Die Klägerin hat keinen Anspruch gegen den Beklagten aus § 649 S. 2 BGB, weil dieser nicht ihr Vertragspartner geworden ist. Vertragspartner sind vielmehr die Eigentümer des Objekts, die Streitverkündeten, geworden.

Gemäß § 164 Abs. 1 BGB wirkt eine Willenserklärung, die jemand innerhalb der ihm zustehenden Vertretungsmacht abgibt, unmittelbar für oder gegen den Vertretenen. Dabei macht es keinen Unterschied, ob die Erklärung ausdrücklich im Namen des Vertretenen erfolgt oder ob die Umstände die Stellvertretung ergeben. Legt man dies zugrunde, hat der ausweislich der Verwaltervollmacht vom 20.12.2002 umfassend bevollmächtigte Beklagte nach den Umständen als Vertreter der Streitverkündeten gehandelt. Ein Eigengeschäft des Beklagten kann nach dem maßgeblichen objektivierten Empfängerhorizont nicht angenommen werden.

Zwar hat der Beklagte das Auftragsformular als Auftraggeber unterzeichnet, während das daneben stehende Feld für eine Vertreterhandeln frei geblieben ist. Der Vertrag war jedoch von der Klägerin vorgefertigt. Angesichts der weiteren Umstände des Vertragsschlusses kommt dem Auftragsformular keine entscheidende Bedeutung zu.

Zu diesen Umständen gehört, dass der Klägerin in Form ihrer zuständigen Gebietsleitung die Rolle des Beklagten als Verwalter aufgrund der vorliegenden Vollmacht und auch aufgrund der Forma des Beklagten bekannt war. Sie wusste, dass der Beklagte beauftragt und befugt war, Geschäfte mit Wirkung für und gegen die Streitverkündeten ausweislich der Anlage B4 selbst als Kunden führte.

Ein Eigengeschäft des Beklagten lag angesichts der wirtschaftlichen Bedeutung des Vertrags fern. Für Hausverwaltungen ist es typisch und es entspricht den Interessen der Beteiligten, dass der Hausverwalter nicht für sich, sondern für seine Auftraggeber tätig wird (vgl. BGH, Urteil vom 08.01.2004 – VII ZR 12/03, NJW-RR 2004, 1017). Im vorliegenden Fall gilt dies in besonderer Weise. Der geschlossene Vertrag hatte eine Laufzeit von bis zu zehn Jahren, während eine eigene Beauftragung des Beklagten durch die Streitverkündeten offenbar eine deutlich kürzere Laufzeit aufwies.

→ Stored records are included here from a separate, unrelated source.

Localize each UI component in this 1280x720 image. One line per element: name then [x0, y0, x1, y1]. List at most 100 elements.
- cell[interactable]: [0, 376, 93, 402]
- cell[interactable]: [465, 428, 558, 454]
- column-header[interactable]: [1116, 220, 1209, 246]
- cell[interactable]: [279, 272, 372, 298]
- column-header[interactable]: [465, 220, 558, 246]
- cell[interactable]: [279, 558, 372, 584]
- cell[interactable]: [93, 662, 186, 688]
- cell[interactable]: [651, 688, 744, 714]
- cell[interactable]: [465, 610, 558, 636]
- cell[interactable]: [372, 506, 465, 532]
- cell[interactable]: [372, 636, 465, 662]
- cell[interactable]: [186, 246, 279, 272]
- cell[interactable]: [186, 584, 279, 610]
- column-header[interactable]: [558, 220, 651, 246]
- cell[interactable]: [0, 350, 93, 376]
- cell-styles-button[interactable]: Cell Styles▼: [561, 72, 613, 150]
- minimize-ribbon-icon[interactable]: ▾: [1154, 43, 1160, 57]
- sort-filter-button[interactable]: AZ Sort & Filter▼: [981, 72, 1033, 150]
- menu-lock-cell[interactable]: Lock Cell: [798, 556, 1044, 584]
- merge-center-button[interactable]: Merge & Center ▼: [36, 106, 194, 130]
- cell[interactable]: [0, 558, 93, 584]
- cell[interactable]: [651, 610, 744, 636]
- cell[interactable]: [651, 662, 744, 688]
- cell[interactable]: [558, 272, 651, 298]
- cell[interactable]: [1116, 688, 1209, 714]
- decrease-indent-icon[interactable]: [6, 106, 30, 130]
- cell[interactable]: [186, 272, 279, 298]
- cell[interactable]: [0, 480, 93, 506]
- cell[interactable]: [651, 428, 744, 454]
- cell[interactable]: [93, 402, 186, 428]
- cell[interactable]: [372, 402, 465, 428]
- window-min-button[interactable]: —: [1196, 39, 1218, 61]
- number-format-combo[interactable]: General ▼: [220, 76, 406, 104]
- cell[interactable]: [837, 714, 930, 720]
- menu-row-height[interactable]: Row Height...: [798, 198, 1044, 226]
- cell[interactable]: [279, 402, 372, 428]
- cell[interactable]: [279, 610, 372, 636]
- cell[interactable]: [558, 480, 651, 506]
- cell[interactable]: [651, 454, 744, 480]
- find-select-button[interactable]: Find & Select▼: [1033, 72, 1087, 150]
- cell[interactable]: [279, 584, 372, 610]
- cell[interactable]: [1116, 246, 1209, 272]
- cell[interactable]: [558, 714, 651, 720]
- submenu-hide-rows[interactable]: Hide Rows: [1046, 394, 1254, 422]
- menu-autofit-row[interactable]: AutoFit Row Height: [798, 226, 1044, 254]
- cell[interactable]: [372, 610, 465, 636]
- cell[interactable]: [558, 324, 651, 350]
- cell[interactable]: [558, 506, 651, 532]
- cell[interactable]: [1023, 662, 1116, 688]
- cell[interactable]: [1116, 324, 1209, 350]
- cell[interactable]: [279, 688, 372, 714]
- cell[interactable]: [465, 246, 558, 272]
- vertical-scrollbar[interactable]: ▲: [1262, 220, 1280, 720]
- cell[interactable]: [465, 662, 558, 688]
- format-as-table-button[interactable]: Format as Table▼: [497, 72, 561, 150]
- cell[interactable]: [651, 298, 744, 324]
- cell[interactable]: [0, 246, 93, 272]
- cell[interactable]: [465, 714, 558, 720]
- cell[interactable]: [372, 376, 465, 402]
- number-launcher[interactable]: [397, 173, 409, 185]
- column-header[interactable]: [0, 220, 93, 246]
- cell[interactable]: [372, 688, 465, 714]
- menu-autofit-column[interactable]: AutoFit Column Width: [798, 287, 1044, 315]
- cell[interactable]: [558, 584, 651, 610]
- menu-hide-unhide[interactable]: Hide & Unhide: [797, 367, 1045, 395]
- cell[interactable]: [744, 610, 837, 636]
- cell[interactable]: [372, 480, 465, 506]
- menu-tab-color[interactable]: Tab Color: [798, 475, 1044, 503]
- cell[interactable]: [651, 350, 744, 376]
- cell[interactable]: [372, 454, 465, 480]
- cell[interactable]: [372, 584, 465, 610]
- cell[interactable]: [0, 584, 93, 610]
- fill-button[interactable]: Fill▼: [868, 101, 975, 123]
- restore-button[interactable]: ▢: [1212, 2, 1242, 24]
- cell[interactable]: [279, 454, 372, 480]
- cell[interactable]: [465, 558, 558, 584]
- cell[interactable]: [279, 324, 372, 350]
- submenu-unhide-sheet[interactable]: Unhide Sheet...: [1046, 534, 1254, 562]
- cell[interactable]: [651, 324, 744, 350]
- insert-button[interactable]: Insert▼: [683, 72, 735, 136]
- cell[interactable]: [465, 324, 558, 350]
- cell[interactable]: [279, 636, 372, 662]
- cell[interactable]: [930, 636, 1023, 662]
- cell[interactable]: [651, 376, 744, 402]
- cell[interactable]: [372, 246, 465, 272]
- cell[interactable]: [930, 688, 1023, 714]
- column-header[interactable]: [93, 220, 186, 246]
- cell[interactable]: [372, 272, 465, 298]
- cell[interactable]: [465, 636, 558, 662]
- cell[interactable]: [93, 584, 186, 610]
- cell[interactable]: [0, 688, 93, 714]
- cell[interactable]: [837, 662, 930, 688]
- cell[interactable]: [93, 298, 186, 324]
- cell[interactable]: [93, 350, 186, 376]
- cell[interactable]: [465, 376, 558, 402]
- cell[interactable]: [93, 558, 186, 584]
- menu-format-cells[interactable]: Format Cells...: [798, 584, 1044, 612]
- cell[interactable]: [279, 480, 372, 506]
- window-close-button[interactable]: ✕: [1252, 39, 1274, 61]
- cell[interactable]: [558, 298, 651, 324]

In einer solchen – für die Klägerin ohne weiteres erkennbaren – Situation konnte sie nicht davon ausgehen, dass der Beklagte mit einem Eigengeschäft eine derartiges wirtschaftliches Risiko eingehen wollte, wie es sich um konkreten Fall schließlich verwirklicht hat. Der wirtschaftlichen Bedeutung entspricht vielmehr ein Handeln als Vertreter der Eigentümer, die allein bei einem Verkauf des Objekts die Übertragung der Verträge hätten vornehmen können.

Die Kostenentscheidung folgt aus § 91 Abs. 1 S. 1. ZPO.

Die Entscheidung über die vorläufige Vollstreckbarkeit beruht auf §§ 708 Nr. 11, 711 ZPO.